Deep learning or deep neural network (DNN), as one of the most powerful machine learning techniques, has become the fundamental element and core enabler of the artificial intelligence. Many incredible, bleeding-edge applications, such as community/shared virtual reality experiences and self-driving cars, will crucially rely on the ubiquitous availability and real-time executability of the high-quality deep learning models. Among the variety of the AI-associated platforms, mobile and embedded computing devices have become key carriers of deep learning to facilitate the widespread of machine intelligence. In this talk, I will first focus on a compression-compilation co-design method that deploy a unique sparse model on an off-the-shelf mobile device with real-time execution speed. This method advances the state-of-the-art by introducing a new dimension, fine-grained pruning patterns inside the coarse-grained structures, revealing a previously unknown point in the design space. The designed patterns are interpretable, and can be obtained by a fully automatic pattern-aware pruning framework that achieves pattern library extraction, pattern assignment (pruning) and weight training simultaneously.
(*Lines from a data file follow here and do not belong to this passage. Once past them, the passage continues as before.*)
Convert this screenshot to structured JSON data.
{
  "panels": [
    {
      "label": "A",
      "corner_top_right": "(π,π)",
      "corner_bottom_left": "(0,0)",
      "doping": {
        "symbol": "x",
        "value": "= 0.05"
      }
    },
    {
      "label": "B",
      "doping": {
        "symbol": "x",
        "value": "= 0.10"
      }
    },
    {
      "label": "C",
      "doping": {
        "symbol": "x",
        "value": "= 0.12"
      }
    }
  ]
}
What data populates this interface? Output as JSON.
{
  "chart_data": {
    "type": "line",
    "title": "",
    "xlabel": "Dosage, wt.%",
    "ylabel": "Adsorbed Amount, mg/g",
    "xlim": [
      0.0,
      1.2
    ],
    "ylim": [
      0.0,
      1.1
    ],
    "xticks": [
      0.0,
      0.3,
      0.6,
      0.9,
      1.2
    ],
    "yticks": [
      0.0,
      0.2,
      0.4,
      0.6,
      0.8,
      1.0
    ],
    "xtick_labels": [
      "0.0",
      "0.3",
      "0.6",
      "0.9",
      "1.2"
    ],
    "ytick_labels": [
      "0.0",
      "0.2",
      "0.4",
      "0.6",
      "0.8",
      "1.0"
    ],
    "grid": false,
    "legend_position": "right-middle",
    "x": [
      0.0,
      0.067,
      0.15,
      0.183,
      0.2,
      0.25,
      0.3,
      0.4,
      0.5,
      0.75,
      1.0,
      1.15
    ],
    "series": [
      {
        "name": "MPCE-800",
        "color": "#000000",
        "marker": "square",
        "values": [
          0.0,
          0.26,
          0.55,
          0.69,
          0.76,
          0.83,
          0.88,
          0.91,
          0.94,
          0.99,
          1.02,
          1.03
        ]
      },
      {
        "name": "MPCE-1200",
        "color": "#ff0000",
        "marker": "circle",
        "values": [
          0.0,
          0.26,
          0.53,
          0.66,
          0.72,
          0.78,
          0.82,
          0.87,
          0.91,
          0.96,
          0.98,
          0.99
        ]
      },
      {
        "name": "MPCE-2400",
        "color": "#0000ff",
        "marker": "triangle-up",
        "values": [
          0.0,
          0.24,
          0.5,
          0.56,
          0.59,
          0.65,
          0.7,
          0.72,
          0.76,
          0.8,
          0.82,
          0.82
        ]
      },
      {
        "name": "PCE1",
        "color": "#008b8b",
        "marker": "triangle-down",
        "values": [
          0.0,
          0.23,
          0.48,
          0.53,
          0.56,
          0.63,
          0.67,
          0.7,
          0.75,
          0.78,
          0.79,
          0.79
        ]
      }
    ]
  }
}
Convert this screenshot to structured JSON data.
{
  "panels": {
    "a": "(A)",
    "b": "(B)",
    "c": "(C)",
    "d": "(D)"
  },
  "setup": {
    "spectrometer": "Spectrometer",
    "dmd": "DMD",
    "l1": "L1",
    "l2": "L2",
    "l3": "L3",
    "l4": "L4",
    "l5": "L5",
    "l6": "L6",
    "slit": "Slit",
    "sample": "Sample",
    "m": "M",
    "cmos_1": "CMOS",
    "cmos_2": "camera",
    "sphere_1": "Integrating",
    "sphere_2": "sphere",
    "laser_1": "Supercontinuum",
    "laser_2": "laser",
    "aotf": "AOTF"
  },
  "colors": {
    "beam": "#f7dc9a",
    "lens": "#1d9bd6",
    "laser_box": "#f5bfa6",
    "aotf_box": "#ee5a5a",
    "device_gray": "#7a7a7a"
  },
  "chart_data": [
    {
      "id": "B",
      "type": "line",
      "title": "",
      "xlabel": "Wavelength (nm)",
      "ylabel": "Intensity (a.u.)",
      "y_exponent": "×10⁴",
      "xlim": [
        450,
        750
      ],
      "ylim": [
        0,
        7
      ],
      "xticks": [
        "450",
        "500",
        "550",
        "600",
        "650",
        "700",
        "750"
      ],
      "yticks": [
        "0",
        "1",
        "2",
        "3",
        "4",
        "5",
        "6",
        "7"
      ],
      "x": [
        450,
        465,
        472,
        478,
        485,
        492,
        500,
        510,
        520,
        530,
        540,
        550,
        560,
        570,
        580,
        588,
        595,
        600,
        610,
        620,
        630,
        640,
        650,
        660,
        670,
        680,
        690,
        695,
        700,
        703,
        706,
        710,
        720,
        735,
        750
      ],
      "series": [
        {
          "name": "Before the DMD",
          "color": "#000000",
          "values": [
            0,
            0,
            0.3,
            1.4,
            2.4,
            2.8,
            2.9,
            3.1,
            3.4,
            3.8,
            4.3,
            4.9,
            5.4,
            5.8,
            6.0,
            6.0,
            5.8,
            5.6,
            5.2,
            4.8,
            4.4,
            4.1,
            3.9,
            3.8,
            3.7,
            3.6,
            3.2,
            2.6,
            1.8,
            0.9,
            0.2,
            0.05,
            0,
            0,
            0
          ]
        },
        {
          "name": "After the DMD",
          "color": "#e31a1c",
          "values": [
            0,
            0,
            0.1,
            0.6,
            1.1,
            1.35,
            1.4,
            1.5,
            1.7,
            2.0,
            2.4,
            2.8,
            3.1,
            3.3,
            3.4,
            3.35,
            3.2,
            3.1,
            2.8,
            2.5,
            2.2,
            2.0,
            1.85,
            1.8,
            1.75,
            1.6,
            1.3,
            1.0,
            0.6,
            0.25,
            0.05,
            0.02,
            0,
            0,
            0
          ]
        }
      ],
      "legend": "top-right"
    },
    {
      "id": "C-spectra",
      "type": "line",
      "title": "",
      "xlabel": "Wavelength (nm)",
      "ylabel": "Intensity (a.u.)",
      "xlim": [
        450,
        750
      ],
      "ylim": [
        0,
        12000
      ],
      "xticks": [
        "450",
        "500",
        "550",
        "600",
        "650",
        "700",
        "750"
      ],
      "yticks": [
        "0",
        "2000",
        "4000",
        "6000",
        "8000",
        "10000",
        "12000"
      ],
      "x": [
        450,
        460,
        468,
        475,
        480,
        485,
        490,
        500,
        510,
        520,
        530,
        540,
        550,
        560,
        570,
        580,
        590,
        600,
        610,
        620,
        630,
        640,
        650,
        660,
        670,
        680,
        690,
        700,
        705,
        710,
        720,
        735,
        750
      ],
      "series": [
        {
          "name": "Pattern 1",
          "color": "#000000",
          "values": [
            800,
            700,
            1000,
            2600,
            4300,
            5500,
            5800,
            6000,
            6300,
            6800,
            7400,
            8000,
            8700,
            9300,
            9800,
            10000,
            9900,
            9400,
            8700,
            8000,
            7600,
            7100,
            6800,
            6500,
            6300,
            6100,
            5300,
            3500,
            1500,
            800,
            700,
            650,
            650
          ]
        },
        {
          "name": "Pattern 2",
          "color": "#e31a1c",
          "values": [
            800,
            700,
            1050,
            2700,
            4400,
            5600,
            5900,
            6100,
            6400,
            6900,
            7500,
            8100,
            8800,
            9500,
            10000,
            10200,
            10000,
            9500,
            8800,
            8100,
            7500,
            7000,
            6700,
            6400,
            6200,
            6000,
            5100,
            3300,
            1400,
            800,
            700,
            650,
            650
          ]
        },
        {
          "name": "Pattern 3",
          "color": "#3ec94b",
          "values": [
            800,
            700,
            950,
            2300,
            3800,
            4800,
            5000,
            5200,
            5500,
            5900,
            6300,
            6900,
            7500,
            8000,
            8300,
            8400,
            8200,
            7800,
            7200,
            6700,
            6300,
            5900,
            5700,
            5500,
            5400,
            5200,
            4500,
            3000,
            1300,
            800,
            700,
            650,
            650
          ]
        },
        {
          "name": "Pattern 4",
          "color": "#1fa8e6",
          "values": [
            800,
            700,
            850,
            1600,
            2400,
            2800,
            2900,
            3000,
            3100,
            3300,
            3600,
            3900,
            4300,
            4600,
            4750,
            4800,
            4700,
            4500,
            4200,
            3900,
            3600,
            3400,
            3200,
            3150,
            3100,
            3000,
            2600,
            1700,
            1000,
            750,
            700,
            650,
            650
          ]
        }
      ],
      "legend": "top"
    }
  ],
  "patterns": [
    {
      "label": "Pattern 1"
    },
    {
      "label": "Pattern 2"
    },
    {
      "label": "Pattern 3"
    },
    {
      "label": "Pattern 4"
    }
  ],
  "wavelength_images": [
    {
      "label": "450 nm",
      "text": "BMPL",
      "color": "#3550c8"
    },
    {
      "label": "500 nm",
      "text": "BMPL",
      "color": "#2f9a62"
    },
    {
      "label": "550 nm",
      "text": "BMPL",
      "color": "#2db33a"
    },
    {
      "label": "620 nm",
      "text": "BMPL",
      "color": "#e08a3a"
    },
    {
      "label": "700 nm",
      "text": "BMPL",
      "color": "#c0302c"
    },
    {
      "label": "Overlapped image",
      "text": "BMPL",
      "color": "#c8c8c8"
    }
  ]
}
With the higher accuracy enabled by fine-grained pruning patterns, the unique insight is to use the compiler to re-gain and guarantee high hardware efficiency. We take a step forward by considering a more practical scenario, that the deployment-execution mode for AI tasks no longer satisfy the user preference, and enabling edge training becomes inevitable since it promotes much better personalized intelligent services while strengthen users’ privacy by avoiding data egress from their devices. To this end, I will demonstrate my approaches that use sparsity to achieve fast and efficient training on the edge devices. I will evaluate the static lottery ticket sparse training, and then demonstrate a high-accuracy and low-cost dynamic sparse training framework that makes the edge training possible. It successfully incorporates the pattern-based sparsity into sparse training, and also exploit the data-level sparsity to further improve the acceleration. I will conclude by using our sparse training method on a distributed training scenario, which demonstrates the state-of-the-art accuracy and great flexibility for modern AI model training.

Committee:

Prof. Yanzhi Wang (Advisor)

Prof. Xue Lin

Prof. David Kaeli